Wraggs is quite confused cause they heathens keep bothering her tail when she wags it. She has such a perplexed look on her face when they are playing with it. Someday I will get a picture of that.

And last night. Sigh. I lost the J key on my laptop because someone (Hermie) jumped from my couch to the coffee table on top of my keyboard and pulled the J key off. I spent almost 30 minutes getting it back on. Needless to say, they spent time in time out in my bathroom for their 'crime'. It could have been worse I guess, they could have peed on my keyboard. No, please, do not give them any ideas! They are good about coming up with mischief on their own.

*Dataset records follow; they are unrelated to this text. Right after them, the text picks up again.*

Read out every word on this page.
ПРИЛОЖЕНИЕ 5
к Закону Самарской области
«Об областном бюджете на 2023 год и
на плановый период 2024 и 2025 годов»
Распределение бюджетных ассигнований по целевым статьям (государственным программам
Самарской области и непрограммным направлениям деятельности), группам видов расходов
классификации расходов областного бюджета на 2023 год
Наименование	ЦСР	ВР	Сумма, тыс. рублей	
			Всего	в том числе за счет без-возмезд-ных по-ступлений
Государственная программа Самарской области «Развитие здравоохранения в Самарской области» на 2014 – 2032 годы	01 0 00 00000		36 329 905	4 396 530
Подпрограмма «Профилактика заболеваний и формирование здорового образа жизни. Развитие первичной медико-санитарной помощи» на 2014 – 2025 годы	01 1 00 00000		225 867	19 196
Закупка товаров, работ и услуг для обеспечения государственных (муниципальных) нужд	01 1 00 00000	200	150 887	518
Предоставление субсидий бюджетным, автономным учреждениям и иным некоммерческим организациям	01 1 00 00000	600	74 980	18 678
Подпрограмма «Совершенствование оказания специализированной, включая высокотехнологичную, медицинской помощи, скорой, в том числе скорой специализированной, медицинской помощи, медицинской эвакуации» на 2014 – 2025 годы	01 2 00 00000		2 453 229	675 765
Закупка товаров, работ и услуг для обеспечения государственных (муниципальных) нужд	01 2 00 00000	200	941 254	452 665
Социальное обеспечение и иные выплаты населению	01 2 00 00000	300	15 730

That has been what has been going on around here. I miss Bob but Hermie, Louie, Ellie and Wraggs are keeping me focused.

Friday, July 3, 2009

Bob - you will be missed




It is strange without Bob in the house. For those that do not know, Bob passed way Wednesday night. When I got home that day he was in serious distress, having a hard time breathing, his eyes were weird, something was wrong, very, very wrong. I called the vet, said I thought it was time and they said come in now. They confirmed what I thought, he needed to go to the other side. It hurt, I will admit it. I made sure to tell him that I loved him and I was sorry, that I wanted him to live forever. But it was time. So they helped him go over. I stayed. I felt I owed him. I know I owed him. He went peacefully.

So quiet in the house without him. I know the heathens are here and I have Ellie and Wraggs but I keep looking for Bob. I heard him meow at me yesterday, I know, he wasn't here, but I heard him. His scratchy meow.

I will write more about his life later, right now I just can't deal with it.

Bob, Bobberooo, I will miss you. You were a wonderful kitty.